Traités et conventions.
Mesdames, Messieurs,
C'est au sein de la Conférence de La Haye de droit international
privé qu'est née l'idée, en janvier 1988,
d'élaborer un instrument juridique international en vue d'encourager la
coopération internationale en matière d'adoption
interétatique.
La prise de conscience de la nécessité d'élaborer un texte
adapté est liée à l'
augmentation
récente
du nombre d'enfants adoptés en vertu de procédures
transfrontières
. La France est tout particulièrement
concernée. En effet, le désir d'enfant est, dans notre pays,
fréquemment contrarié par la stérilité liée
à l'élévation de l'âge à la première
maternité. Par ailleurs, peu d'enfants sont abandonnés et
adoptables en France. De 1 000 enfants environ en 1979, le nombre d'enfants
étrangers adoptés par des Français est, en effet,
passé à 3 600 environ en 1996, le nombre de pays d'origine des
enfants étant désormais supérieur à 65 (10 en
1980).
L'adoption internationale est donc devenue un
phénomène
mondial
, caractérisé par le déplacement d'enfants sur
de très longues distances, et par l'intégration des enfants
adoptés à un
environnement culturel souvent très
différent de leur milieu d'origine
. Il s'agit, dans la plupart des
cas, d'enfants originaires de pays défavorisés accueillis par des
familles résidant dans des pays dits riches.

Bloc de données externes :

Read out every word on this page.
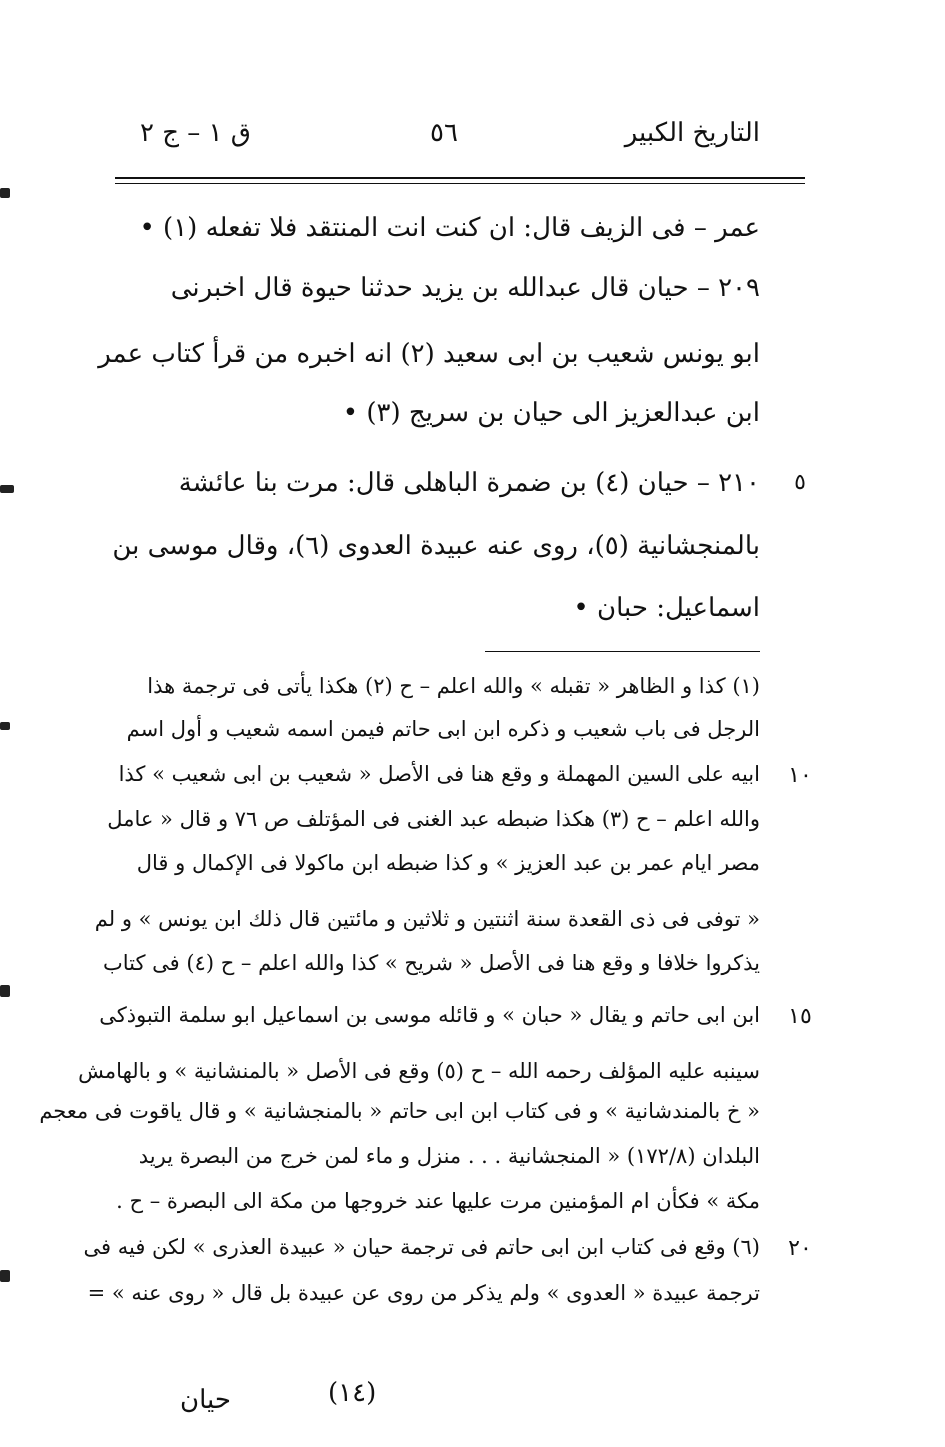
ق ١ – ج ٢	٥٦	التاريخ الكبير
عمر – فى الزيف قال: ان كنت انت المنتقد فلا تفعله (١) •
٢٠٩ – حيان قال عبدالله بن يزيد حدثنا حيوة قال اخبرنى
ابو يونس شعيب بن ابى سعيد (٢) انه اخبره من قرأ كتاب عمر
ابن عبدالعزيز الى حيان بن سريج (٣) •
٢١٠ – حيان (٤) بن ضمرة الباهلى قال: مرت بنا عائشة
بالمنجشانية (٥)، روى عنه عبيدة العدوى (٦)، وقال موسى بن
اسماعيل: حبان •
٥
(١) كذا و الظاهر « تقبله » والله اعلم – ح (٢) هكذا يأتى فى ترجمة هذا
الرجل فى باب شعيب و ذكره ابن ابى حاتم فيمن اسمه شعيب و أول اسم
ابيه على السين المهملة و وقع هنا فى الأصل « شعيب بن ابى شعيب » كذا
والله اعلم – ح (٣) هكذا ضبطه عبد الغنى فى المؤتلف ص ٧٦ و قال « عامل
مصر ايام عمر بن عبد العزيز » و كذا ضبطه ابن ماكولا فى الإكمال و قال
« توفى فى ذى القعدة سنة اثنتين و ثلاثين و مائتين قال ذلك ابن يونس » و لم
يذكروا خلافا و وقع هنا فى الأصل « شريح » كذا والله اعلم – ح (٤) فى كتاب
ابن ابى حاتم و يقال « حبان » و قائله موسى بن اسماعيل ابو سلمة التبوذكى
سينبه عليه المؤلف رحمه الله – ح (٥) وقع فى الأصل « بالمنشانية » و بالهامش
« خ بالمندشانية » و فى كتاب ابن ابى حاتم « بالمنجشانية » و قال ياقوت فى معجم
البلدان (١٧٢/٨) « المنجشانية . . . منزل و ماء لمن خرج من البصرة يريد
مكة » فكأن ام المؤمنين مرت عليها عند خروجها من مكة الى البصرة – ح .
(٦) وقع فى كتاب ابن ابى حاتم فى ترجمة حيان « عبيدة العذرى » لكن فيه فى
ترجمة عبيدة « العدوى » ولم يذكر من روى عن عبيدة بل قال « روى عنه » =
١٠
١٥
٢٠
(١٤)
حيان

L'existence de problèmes humains indiscutables découlant de ces
pratiques, joints à des difficultés juridiques nombreuses, a
conduit à constater l'insuffisance des instruments internationaux
élaborés à une époque où l'adoption
internationale ne connaissait pas la même ampleur qu'aujourd'hui, et
à engager une
nouvelle approche multilatérale du
phénomène.
Les négociations entreprises au sein de la Conférence de La Haye
ont, dès le départ, associé des pays qui n'appartenaient
pas à cette conférence mais dont sont originaires de nombreux
enfants adoptés par des parents étrangers, de même que des
organisations intergouvernementales engagées dans les procédures
de l'adoption internationale (Service social international, Association
internationale de droit de la famille, ONU, Haut commissariat des Nations unies
pour les réfugiés, Fédération internationale Terre
des Hommes, Défense des enfants-International ...).
La convention de La Haye sur la protection des enfants et la coopération
en matière d'adoption internationale du 29 mai 1993 s'inscrit dans la
filiation de la convention des Nations unies relative aux droits de l'enfant
du 20 novembre 1989
. Rappelons que l'article 21 de la convention de l'ONU
subordonne l'adoption à " l'intérêt supérieur
de l'enfant " et, dans cet esprit, engage les Parties à veiller
notamment à ce que le placement de l'enfant ne soit pas effectué
de manière mercantile.
Ratifiée à ce jour par 16 Etats, signée par 30, la
convention de La Haye vise deux objectifs. D'une part, la convention
prévoit un dispositif de
contrôle des procédures
d'adoption internationale,
afin de garantir que les adoptions
internationales aient lieu dans l'
intérêt supérieur de
l'enfant
, ainsi que pour prévenir l'enlèvement, la vente ou
la traite d'enfants. Dans cet esprit, la convention prescrit que les adoptions
soient effectuées par des organismes spécialement
agréés, satisfaisant à certaines exigences minimales (de
compétence, de moralité), et exclut la réalisation de
profits indus à l'occasion d'une adoption internationale. D'autre part,
la convention tend à assurer la
cohérence internationale du
statut des personnes adoptées
.
Votre rapporteur envisagera, de manière très classique, une
présentation d'ensemble de la convention de La Haye de 1993, avant
d'évoquer les spécificités et les difficultés de
l'adoption internationale, et d'envisager les conséquences, pour la
France, de la ratification de la présente convention.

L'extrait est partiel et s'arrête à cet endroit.